Resident Evil 7 is probably at its most interesting when these sequences simply do not exist. Perspective is key here - whereas most Resident Evils of yore used fixed-perspective views to create a voyeuristic distance between player and hero in a manner evoking the giallo and j-horror of its era, biohazard does quite the opposite, and places The Ring on you (literally you, an amnesiac with no face), directly within the Final Destination of a skull that is being Sawed right this second. A video tape early on has you assume the role of a cameraman in a Louisiana Ghostwatch-type scenario; it's almost 15 minutes of "gameplay" that constitutes nothing more than self-amusement (depending on how amusing you find fear) derived from roleplaying as a gonzo cameraman in the depths of a deserted hell. Not a herb, handgun or key in sight. Just undead dudes dying in the moment.

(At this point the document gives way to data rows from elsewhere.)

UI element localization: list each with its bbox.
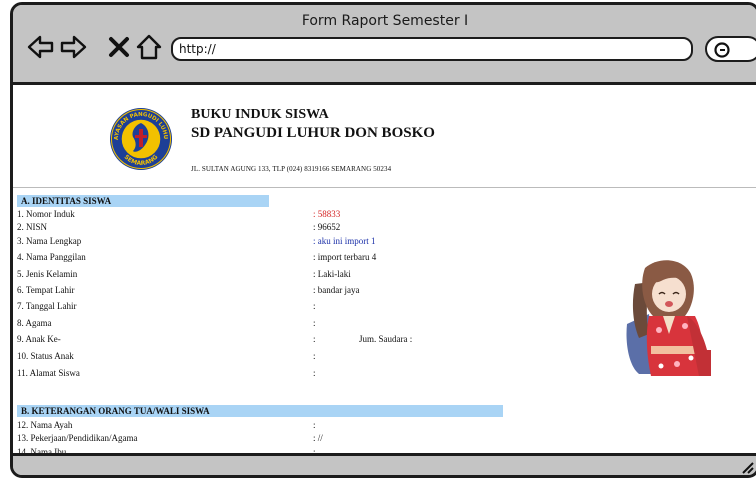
arrow-left-icon[interactable] [27, 33, 55, 61]
field-value: : bandar jaya [313, 285, 360, 295]
field-value: : [313, 420, 316, 430]
field-label: 4. Nama Panggilan [17, 252, 86, 262]
school-logo: YAYASAN PANGUDI LUHUR SEMARANG [109, 107, 172, 170]
field-value: : import terbaru 4 [313, 252, 377, 262]
field-value: : aku ini import 1 [313, 236, 376, 246]
field-label: 11. Alamat Siswa [17, 368, 80, 378]
search-button[interactable] [705, 36, 756, 62]
close-icon[interactable] [105, 33, 133, 61]
field-label: 7. Tanggal Lahir [17, 301, 77, 311]
url-input[interactable]: http:// [171, 37, 693, 61]
field-value: : 58833 [313, 209, 341, 219]
school-address: JL. SULTAN AGUNG 133, TLP (024) 8319166 … [191, 165, 392, 173]
field-value: : [313, 301, 316, 311]
field-value: : [313, 318, 316, 328]
section-b-heading: B. KETERANGAN ORANG TUA/WALI SISWA [17, 405, 503, 417]
field-value: : // [313, 433, 323, 443]
arrow-right-icon[interactable] [59, 33, 87, 61]
field-label: 5. Jenis Kelamin [17, 269, 78, 279]
header-divider [13, 187, 756, 188]
field-value: : [313, 368, 316, 378]
field-label: 9. Anak Ke- [17, 334, 61, 344]
school-name: SD PANGUDI LUHUR DON BOSKO [191, 125, 435, 141]
field-label: 6. Tempat Lahir [17, 285, 75, 295]
status-bar [13, 453, 756, 475]
field-label: 10. Status Anak [17, 351, 74, 361]
report-header: YAYASAN PANGUDI LUHUR SEMARANG BUKU INDU… [13, 85, 756, 188]
field-label: 1. Nomor Induk [17, 209, 75, 219]
field-value: : 96652 [313, 222, 341, 232]
home-icon[interactable] [135, 33, 163, 61]
student-photo [625, 254, 711, 376]
field-label: 2. NISN [17, 222, 48, 232]
field-value: : [313, 334, 316, 344]
field-label: 12. Nama Ayah [17, 420, 73, 430]
title-bar: Form Raport Semester I http:// [13, 5, 756, 85]
field-label: 3. Nama Lengkap [17, 236, 82, 246]
page-content: YAYASAN PANGUDI LUHUR SEMARANG BUKU INDU… [13, 85, 756, 456]
field-label: 13. Pekerjaan/Pendidikan/Agama [17, 433, 138, 443]
section-a-heading: A. IDENTITAS SISWA [17, 195, 269, 207]
field-value: : [313, 351, 316, 361]
resize-grip-icon[interactable] [739, 459, 755, 475]
field-value: : Laki-laki [313, 269, 351, 279]
document-title: BUKU INDUK SISWA [191, 107, 329, 122]
field-jumlah-saudara: Jum. Saudara : [359, 334, 413, 344]
window-title: Form Raport Semester I [301, 13, 469, 29]
browser-window: Form Raport Semester I http:// AYASAN PA… [10, 2, 756, 478]
search-icon [714, 42, 730, 58]
field-label: 8. Agama [17, 318, 52, 328]
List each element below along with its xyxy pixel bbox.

Imagine my joy when I was forcefully guided into a sequence later in the game where you watch a VHS tape that lets you watch someone watch an mp4 recording of a different VHS tape on a laptop. The game is clearly obsessed with its own movement to the first-person multiple, constantly taking advantage of perspective and changes in perspective through a Connection of videodromic mediums - the eyes, the CCTV, the TV, the eyes of others, the eyes of others watching the TV, the eyes of those filming the TV. Kudos to Capcom for not just blithely saying “Resident Evil is an FPS now” and rather choosing to explore the true implications of horror as experienced first-personally vs. the 3rd-person-protective of Resis past.

Resis past are ultimately the game’s (partial) downfall. In a truly linear sequence of events like this, I don’t think there’s that much value in having the player take on the burden of inventory and item counting/combining. We all hate that feeling of a game requiring you to be an actor - stand here, press this button, watch this cinematic, stand over here, pick up the gun, shoot it now, step backwards to dodge this scripted animation or you will be replaying this sequence again and again and so on, etc., and Resident Evil 7’s insertion of one-way this->that->those sequencing problems too obviously reduce the concept of a video game down to a series of predetermined outcomes. Jack and Maggie carefully matching the pace of pursuit with the player is a perfect exemplar of this - everyone’s on rails; the Baker House vis a vis It’s A Small World; you and the CPUs just playing terrified roles on Capcom’s stage. It’s a wonderfully horrifying performance, though.